Не слыхал князь, как грубая рука служителя взяла его за руку, подвела к лежащему на площади бревну, поставила на колена и наклонила его голову так, что шея приходилась на самой верхней окраине бревна. Но это еще не конец. Судорожно дрогнули нервы, и голова снова поднялась: мелькнула мысль — молиться… молиться…
— Господи! Господи! — начали шептать бескровные губы, но дальше слов не было, они не навертывались на язык, не облекались в форму человеческой речи. Это была молитва духа, последнее прощание с земным. Стремянной стрелец снова наклонил голову князя, снова обнаженная шея очутилась на бревне. Секира взвизгнула в воздухе, и голова князя отлетела от бревна… полились потоки крови…
Князь Андрей рванулся вперед к трупу отца, схватил отлетевшую голову, из которой текла ручьями кровь, долго и нежно целовал в сомкнутые глаза и губы.
— Ну пойдем, князек, за тобой очередь… — сказал ему исправлявший должность палача, взяв за руку молодого князя и подводя его к окровавленному бревну. Юноша сам скинул боярский кафтан, три раза перекрестился двуперстным знамением, глянул на небо и без всякой жалобы, ропота, не промолвив ни одного слова, обнажил сам шею и положил ее на бревно. Во второй раз сверкнула секира в воздухе, и другая голова отскочила от бревна. Кровь отца и сына слилась вместе.
Тупым и бессмысленным взглядом следил за казнью любимого начальника и его сына третий пленник, стрелецкий полковник Одинцов. Ему не был прочитан приговор, и он не считал себя осужденным… И вдруг, к его крайнему изумлению и ужасу, палач, после казни Хованских, прямо подошел к нему и точно так же взял за руку.
— Прочь от меня! Меня не судили, мне не читали приговора, — кричал несчастный, отдергивая локоть из сильной руки палача.

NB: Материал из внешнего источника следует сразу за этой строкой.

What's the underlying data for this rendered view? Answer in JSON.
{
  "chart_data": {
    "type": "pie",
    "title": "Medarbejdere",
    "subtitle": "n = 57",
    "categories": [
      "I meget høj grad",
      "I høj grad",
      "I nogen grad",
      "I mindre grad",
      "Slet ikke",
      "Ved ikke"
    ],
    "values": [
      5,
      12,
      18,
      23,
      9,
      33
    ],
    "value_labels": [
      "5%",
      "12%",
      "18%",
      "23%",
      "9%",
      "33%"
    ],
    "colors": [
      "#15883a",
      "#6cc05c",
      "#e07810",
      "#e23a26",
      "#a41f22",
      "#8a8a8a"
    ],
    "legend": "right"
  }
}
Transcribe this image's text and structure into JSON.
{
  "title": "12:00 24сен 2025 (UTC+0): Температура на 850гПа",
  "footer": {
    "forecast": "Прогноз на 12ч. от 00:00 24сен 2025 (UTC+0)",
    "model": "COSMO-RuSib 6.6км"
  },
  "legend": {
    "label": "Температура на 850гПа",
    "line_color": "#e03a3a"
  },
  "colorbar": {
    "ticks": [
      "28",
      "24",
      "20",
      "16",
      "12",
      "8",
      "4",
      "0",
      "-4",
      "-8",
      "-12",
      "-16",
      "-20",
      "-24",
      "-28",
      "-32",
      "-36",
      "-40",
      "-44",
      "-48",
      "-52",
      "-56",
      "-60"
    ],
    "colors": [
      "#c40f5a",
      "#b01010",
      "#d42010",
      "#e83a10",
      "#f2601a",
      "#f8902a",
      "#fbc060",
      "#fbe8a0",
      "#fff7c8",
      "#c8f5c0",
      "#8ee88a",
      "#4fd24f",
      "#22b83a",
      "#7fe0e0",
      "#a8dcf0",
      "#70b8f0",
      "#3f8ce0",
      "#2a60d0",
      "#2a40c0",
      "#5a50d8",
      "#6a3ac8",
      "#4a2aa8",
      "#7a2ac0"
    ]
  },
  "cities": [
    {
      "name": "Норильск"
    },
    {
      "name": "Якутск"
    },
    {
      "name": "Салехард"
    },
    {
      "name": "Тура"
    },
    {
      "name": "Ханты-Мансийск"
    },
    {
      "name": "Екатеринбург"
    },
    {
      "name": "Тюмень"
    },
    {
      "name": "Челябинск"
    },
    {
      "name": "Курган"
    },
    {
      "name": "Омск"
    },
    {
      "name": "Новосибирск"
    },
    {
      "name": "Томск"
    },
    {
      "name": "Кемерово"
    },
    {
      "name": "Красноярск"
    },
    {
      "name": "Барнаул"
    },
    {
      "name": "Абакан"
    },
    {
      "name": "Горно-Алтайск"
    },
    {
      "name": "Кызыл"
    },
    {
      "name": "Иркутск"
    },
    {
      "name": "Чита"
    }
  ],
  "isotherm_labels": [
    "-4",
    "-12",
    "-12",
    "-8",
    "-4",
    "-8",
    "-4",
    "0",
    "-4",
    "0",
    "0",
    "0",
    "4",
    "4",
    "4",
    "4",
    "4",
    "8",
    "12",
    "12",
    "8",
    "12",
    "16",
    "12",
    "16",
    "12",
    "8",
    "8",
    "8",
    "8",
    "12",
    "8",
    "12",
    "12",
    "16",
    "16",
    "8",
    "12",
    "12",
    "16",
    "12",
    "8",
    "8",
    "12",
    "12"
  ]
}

— Не читали… стало, и не стоило, а мне приказано.
Одинцов упирался и отбивался всем телом, и хотя руки его были связаны, но нервное напряжение до такой степени удвоило его отчаянные усилия, что потребовалась помощь нескольких служителей. Одинцова скрутили и уложили на плаху.
— Матушка, царевна Софья Алексеевна! Смилуйся! Заступись! Я ни в чем неповинен перед тобой… За что хотят казнить меня! Я ль не служил тебе! Бояре, дайте мне время покаяться!
Недолго раздавались мольбы и вопли несчастного. В третий раз сверкнула секира, и еще новая голова покатилась по земле, облитая кровью.
Народ стал расходиться с площади молча, под тяжелым впечатлением виденного; не слышалось уже укорительных, бранных слов. Не в русской натуре осуждать наказанного.
Трупы казненных Хованских, отца и сына, сложили вместе в один гроб и перевезли в село Троицкое, городец то ж, близ села Воздвиженского, а тело Одинцова просто зарыли в ближайшем лесу.
Глава XIX
В комнате, смежной с опочивальней царевны Софьи Алексеевны, у окна, из которого открывался вид на всю площадь, во время совершения казни находились сама царевна, боярин князь Василий Васильич Голицын, боярин Иван Михайлович Милославский и Федор Леонтьевич Шакловитый.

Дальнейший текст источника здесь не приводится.